In gemeinsamen Jobcentern (Foto: Oberhausen) werden Hartz-IV-Anträge jetzt doppelt geprüft
In gemeinsamen Jobcentern (Foto: Oberhausen) werden Hartz-IV-Anträge jetzt doppelt geprüft
Foto: Tom Thöne / WAZ FotoPool
Was wir bereits wissen
In den 35 Jobcentern von Arbeitsagentur und Kommunen muss für jeden Fall ein zweiter Sachbearbeiter hinzugezogen werden. Betrüger sollen es schwerer haben.

An Rhein und Ruhr.. Landesweit gut 25.000 Hartz-IV-Anträge sind allein im vergangenen Monat in den 35 Jobcenter bearbeitet worden, die von Arbeitsagentur und Kommunen betrieben werden. Egal ob es sich um 50 oder um 900 Euro dreht: Ab sofort gilt das Vier-Augen-Prinzip; für jeden Antrag, für jede Änderung muss ein zweiter Sachbearbeiter hinzugezogen werden. Bei Fachleuten stößt das auf unterschiedliches Echo.

„Diese blödsinnige Dienstanweisung wird zu erheblichen Zahlungsverzögerungen führen“, schwant es etwa Harald Thomé mit Blick auf die zusätzliche Bürokratie. Der Wuppertaler Sozialrechtsexperte ist einer der Gründer des Erwerbslosenvereins „Tacheles“. Er fordert, dass das Vier-Augen-Prinzip wieder abgeschafft wird. Martin Debener vom Wohlfahrtsverband „Der Paritätische“ sieht zwar ebenso den Mehraufwand, kann dem Vier-Augen-Prinzip aber auch etwas Positives abgewinnen: „Wenn dadurch Fehler vermieden werden, hat das Ganze etwas Gutes“, hofft Debener gegenüber der NRZ. Fehlerhafte Hartz-IV-Bescheide seien ein Riesen-Problem.

Neue Software soll helfen

Die Arbeitsagentur selbst verweist auf die Bundesregierung: „Hier handelt es sich um Steuergeld. Und das Bundesfinanzministerium bestimmt, wie es bewilligt wird“, sagte Werner Marquis von der NRW-Arbeitsagentur auf Nachfrage. Wie viele zusätzliche Stellen die gemeinsamen Jobcenter hierzulande zumindest vorübergehend für den Mehraufwand erhalten, ist noch unklar. Marquis wies aber daraufhin, dass im vergangenen Jahr die neue Software „Allegro“ eingeführt wurde, die viele Abläufe effizienter gestalten soll als das alte, wegen der vielen Hartz-IV-Gesetzesänderungen nur sehr komplizierte System „A2LL“. Insofern, so der Agentursprecher, könne man die Mehrbelastung aber auch zumindest teilweise auffangen.

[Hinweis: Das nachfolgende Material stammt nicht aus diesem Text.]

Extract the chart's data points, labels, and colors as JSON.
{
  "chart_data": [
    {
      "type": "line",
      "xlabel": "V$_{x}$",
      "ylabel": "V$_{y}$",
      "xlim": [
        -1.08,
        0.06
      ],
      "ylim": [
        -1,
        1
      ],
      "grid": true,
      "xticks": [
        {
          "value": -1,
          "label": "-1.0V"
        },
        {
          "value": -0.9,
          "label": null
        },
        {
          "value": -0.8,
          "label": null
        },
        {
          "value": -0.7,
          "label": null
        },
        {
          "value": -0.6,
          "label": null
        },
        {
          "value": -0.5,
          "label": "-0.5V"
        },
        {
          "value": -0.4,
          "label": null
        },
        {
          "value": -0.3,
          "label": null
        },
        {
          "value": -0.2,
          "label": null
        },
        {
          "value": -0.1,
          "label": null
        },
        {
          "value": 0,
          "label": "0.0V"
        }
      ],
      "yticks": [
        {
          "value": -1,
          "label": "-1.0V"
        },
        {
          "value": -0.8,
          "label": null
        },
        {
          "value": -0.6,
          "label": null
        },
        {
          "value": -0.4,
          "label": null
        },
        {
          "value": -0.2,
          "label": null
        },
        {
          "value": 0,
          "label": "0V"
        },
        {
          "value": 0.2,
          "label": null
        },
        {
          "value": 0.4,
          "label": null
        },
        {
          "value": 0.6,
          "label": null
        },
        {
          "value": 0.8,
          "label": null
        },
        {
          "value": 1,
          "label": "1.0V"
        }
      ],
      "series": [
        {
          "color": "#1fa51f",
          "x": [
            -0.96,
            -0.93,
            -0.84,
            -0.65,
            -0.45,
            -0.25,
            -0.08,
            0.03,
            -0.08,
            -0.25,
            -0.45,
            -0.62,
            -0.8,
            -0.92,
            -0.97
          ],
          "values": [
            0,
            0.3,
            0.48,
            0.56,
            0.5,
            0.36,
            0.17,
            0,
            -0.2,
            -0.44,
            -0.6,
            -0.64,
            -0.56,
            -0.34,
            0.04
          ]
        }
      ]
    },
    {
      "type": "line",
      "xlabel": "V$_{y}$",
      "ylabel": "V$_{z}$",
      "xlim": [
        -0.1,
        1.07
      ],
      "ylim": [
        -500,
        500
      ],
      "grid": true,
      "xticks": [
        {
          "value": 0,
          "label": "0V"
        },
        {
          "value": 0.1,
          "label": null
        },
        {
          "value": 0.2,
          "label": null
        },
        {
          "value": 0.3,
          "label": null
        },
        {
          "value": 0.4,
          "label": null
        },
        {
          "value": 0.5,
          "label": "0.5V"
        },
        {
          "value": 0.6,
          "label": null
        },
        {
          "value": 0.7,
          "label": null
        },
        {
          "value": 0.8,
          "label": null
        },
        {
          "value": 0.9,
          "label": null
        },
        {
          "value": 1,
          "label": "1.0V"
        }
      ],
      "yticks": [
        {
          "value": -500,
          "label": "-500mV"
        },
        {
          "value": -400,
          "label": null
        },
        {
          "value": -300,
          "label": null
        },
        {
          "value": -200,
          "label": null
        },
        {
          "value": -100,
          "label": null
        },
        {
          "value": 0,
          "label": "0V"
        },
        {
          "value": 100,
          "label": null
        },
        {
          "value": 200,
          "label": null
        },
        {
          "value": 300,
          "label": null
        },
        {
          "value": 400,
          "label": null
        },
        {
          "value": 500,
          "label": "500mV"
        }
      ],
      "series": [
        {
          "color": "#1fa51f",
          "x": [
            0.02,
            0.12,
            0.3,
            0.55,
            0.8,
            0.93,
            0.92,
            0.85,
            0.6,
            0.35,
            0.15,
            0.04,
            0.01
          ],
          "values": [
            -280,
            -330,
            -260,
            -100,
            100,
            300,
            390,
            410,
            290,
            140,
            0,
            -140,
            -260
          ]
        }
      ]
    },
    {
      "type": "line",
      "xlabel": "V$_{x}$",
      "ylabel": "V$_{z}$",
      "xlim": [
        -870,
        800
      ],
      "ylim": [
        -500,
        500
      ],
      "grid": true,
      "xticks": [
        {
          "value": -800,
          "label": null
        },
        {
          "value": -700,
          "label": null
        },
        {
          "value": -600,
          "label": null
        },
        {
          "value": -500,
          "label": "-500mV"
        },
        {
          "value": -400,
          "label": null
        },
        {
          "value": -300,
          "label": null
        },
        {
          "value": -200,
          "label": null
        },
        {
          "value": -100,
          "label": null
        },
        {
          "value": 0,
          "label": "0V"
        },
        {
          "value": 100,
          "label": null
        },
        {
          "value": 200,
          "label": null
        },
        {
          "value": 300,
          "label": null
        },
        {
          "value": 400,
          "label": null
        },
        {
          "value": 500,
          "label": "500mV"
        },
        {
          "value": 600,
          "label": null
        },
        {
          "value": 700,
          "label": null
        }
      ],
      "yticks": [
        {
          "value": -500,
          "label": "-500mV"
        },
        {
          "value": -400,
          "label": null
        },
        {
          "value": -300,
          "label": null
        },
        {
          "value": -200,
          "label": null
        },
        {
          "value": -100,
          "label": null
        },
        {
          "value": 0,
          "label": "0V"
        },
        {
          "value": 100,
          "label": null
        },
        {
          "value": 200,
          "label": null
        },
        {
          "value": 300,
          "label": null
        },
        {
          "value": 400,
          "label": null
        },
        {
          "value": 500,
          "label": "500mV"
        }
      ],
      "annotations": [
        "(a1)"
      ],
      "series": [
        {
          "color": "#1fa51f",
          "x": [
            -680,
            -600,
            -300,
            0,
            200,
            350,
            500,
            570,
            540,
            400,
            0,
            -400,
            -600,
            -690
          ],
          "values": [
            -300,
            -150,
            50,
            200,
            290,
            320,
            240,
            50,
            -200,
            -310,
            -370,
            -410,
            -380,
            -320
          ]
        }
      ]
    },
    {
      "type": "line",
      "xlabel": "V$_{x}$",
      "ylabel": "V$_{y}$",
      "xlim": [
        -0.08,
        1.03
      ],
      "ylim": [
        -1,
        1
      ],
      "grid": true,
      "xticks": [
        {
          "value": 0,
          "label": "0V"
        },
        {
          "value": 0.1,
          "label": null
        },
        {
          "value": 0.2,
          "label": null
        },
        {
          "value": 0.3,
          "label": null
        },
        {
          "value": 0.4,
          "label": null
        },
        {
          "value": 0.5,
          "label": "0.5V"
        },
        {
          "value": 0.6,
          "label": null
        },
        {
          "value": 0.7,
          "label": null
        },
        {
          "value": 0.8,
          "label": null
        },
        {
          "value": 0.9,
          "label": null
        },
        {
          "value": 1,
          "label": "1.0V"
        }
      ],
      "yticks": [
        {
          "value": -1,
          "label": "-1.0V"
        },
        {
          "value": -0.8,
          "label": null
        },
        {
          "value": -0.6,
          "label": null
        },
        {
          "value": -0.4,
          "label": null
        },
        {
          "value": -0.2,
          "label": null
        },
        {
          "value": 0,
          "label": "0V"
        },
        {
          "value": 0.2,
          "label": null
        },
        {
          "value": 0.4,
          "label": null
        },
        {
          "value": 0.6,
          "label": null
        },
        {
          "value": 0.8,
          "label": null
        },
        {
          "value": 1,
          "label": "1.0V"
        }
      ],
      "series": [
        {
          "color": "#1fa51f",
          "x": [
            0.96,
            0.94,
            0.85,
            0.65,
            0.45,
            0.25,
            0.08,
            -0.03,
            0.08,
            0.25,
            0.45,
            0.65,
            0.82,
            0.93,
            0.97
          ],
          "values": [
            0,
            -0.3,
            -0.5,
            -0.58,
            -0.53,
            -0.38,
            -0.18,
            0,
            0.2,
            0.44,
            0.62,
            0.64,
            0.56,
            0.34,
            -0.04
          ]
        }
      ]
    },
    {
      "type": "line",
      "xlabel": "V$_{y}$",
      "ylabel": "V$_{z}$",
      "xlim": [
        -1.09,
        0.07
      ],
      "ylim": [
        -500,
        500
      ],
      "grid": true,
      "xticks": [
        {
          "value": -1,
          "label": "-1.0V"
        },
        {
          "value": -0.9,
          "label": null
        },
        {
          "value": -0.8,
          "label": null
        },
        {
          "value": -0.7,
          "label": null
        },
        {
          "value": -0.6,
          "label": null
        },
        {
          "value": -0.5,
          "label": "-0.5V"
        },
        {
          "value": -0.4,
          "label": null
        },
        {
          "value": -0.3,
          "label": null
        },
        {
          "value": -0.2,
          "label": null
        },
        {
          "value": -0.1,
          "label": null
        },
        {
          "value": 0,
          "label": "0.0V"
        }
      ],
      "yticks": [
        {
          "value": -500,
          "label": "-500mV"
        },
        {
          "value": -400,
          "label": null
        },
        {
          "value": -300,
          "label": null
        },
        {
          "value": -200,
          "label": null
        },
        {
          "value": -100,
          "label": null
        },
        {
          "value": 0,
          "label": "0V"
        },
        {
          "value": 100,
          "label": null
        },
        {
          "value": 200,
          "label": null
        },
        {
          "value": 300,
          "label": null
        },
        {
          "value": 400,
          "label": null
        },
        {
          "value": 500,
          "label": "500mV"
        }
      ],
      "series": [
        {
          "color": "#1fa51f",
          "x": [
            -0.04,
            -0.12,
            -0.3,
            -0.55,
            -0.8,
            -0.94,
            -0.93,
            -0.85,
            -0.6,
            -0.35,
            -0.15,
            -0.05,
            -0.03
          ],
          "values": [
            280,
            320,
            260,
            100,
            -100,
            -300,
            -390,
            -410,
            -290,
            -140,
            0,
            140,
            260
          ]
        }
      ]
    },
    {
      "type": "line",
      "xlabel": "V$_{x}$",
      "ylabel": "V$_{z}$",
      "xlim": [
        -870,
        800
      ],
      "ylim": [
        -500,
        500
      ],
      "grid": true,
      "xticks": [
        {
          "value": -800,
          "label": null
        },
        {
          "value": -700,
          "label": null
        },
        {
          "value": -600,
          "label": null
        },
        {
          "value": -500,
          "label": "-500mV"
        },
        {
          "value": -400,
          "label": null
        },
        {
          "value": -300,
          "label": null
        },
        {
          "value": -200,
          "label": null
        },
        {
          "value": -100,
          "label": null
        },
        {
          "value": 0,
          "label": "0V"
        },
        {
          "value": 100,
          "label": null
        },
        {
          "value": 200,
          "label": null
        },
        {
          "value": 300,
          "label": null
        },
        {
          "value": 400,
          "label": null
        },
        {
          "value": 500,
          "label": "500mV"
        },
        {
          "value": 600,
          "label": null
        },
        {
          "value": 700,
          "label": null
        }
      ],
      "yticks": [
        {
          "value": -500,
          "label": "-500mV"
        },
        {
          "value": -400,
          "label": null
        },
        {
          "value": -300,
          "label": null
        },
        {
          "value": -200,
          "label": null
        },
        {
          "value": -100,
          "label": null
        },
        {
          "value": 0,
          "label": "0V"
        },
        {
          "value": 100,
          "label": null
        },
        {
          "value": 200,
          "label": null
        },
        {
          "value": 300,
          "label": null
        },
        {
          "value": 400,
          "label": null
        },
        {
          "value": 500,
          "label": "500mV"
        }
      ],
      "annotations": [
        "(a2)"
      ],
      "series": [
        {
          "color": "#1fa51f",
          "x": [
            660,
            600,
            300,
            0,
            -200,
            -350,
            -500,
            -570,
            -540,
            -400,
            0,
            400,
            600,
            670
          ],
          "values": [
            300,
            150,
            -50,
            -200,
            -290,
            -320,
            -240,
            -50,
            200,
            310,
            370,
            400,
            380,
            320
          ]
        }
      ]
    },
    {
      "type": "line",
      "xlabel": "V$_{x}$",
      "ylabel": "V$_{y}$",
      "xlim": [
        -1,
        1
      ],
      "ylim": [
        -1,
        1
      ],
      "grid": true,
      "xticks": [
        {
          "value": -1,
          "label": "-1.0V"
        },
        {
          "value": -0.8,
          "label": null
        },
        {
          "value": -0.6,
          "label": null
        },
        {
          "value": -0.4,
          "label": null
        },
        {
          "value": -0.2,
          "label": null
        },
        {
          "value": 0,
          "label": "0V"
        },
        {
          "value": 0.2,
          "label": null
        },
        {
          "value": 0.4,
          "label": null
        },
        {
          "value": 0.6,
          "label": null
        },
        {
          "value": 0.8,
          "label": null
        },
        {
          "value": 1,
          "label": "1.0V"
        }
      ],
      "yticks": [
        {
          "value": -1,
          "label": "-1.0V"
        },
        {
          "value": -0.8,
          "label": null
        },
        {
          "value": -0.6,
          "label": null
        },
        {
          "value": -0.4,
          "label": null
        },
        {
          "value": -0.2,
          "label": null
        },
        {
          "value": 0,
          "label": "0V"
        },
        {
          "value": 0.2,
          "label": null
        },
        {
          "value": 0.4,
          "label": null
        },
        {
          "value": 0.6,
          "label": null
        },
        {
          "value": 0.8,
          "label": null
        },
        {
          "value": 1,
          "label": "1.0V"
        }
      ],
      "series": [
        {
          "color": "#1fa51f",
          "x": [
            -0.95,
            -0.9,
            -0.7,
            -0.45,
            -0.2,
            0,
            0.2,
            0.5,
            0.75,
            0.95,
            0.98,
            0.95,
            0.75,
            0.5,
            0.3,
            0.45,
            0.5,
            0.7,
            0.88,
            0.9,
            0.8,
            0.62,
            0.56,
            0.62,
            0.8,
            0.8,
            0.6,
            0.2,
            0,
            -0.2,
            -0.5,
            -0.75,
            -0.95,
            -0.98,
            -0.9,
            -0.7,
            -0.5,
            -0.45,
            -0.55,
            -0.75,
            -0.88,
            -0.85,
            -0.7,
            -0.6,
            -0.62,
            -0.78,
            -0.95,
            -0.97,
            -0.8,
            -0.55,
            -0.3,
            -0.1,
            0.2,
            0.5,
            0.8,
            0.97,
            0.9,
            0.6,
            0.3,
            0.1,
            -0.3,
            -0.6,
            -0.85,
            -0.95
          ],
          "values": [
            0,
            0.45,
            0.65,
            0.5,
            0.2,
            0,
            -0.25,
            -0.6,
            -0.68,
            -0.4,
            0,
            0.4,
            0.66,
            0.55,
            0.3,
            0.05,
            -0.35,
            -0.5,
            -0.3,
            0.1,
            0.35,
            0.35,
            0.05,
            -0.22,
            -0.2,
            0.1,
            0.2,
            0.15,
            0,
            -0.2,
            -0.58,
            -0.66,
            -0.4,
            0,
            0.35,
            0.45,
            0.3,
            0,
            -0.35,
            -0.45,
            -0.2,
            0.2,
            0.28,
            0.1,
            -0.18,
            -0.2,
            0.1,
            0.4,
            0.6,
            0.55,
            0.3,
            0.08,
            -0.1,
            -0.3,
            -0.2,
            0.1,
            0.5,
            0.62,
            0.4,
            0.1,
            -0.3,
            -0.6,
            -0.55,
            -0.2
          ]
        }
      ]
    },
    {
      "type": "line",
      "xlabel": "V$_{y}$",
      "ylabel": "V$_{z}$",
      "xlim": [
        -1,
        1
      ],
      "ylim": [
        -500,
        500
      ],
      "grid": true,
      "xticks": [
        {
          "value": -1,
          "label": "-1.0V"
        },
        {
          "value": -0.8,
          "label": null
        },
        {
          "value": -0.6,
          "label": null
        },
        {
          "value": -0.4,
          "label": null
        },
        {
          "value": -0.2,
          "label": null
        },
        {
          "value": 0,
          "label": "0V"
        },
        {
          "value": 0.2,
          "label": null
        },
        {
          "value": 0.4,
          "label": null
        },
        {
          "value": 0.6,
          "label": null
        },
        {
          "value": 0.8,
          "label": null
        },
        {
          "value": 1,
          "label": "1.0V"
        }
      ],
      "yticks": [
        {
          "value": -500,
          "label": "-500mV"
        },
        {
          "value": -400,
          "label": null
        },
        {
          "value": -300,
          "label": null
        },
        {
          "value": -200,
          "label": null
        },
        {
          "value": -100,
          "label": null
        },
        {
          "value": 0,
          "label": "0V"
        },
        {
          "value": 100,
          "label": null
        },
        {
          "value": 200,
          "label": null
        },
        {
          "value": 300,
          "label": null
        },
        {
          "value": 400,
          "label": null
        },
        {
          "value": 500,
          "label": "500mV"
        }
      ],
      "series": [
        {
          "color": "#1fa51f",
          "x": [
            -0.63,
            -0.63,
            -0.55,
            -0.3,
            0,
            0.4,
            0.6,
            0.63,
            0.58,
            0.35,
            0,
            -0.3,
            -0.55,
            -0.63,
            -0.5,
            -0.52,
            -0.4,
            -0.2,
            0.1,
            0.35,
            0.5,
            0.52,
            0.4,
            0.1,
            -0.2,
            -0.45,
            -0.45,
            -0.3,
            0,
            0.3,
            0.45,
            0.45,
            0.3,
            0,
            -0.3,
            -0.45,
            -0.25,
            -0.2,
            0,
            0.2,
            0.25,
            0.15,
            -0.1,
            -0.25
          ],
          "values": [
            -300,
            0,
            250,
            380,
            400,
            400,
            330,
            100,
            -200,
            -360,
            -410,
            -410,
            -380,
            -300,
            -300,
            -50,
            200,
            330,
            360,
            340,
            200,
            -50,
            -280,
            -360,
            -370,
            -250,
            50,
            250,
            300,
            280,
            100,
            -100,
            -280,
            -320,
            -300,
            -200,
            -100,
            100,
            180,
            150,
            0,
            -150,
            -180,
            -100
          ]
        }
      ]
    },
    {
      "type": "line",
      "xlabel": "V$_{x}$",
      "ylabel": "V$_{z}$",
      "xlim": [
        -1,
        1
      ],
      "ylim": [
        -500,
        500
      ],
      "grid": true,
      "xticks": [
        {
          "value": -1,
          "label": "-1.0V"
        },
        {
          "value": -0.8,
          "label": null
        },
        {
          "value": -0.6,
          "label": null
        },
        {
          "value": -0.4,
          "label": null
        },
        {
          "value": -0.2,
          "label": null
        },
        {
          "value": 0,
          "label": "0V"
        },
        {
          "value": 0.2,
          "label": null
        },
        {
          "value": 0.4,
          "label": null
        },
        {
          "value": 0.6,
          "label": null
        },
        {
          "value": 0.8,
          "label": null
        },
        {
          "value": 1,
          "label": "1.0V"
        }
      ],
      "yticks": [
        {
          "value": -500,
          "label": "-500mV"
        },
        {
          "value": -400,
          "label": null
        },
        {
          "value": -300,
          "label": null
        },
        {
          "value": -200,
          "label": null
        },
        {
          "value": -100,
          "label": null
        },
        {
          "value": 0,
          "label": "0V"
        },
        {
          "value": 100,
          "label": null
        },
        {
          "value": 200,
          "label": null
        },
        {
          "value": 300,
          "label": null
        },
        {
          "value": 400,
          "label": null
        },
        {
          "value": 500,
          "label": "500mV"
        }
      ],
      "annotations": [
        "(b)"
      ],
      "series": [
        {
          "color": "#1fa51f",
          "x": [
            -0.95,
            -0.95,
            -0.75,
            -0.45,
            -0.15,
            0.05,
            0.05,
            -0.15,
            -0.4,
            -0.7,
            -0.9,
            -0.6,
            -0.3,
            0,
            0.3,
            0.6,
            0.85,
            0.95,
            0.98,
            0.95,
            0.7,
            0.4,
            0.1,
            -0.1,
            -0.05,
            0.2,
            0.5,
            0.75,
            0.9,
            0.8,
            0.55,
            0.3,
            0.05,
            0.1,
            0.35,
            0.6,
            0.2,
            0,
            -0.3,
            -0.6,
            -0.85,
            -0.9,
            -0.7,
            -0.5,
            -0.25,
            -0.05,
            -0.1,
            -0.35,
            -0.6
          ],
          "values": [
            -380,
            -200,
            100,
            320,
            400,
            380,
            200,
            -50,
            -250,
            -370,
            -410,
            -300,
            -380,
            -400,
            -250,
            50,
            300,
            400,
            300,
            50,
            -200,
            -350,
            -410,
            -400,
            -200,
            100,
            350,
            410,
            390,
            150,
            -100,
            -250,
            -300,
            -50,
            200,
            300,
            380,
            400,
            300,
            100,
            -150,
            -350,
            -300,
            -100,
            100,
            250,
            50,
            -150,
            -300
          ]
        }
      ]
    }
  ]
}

Fast jeder 11. NRW-Bürger auf Hartz IV angewiesen

Betrügereien in Jobcentern gibt es immer wieder mal. Agenturintern geht man von Einzelfällen aus und spricht von „schwarzen Schafen“. Erst im Dezember beispielsweise war jetzt in Krefeld eine frühere Mitarbeiterin vom Amtsgericht verurteilt worden, weil sie über die Jahre insgesamt 75.000 Euro Obdachlosengeld auf ihr Konto gebucht hatte. Das Geld hatte sie für teure Einkäufe verwandt. Und im Jahr davor war in Brühl (Rhein-Erft-Kreis) ein Mitarbeiter aufgeflogen, der sich 70.000 Euro abgezweigt hatte, nach und nach über einen Zeitraum von anderthalb Jahren. Üblicherweise funktionieren solche Betrügereien über fingierte Anträge und erfundene Bedarfsgemeinschaften.

Ob sich solche Fälle von Untreue durch das pauschal eingeführte Vier-Augen-Prinzip wirklich vermeiden lassen, muss sich zeigen. Insider sind skeptisch. Eine Kontrolle gab es auch bislang. Da wurde stichprobenhaft geprüft. Das Vier-Augen-Prinzip galt bisher nur bei größeren Beträgen. Einmalzahlungen über 2500 Euro und mehr sowie gebündelte Überweisungen von Dauerleistungen über 7500 Euro und mehr (z. B. für mehrköpfige Bedarfsgemeinschaft für ein halbes Jahr) mussten gegengezeichnet werden.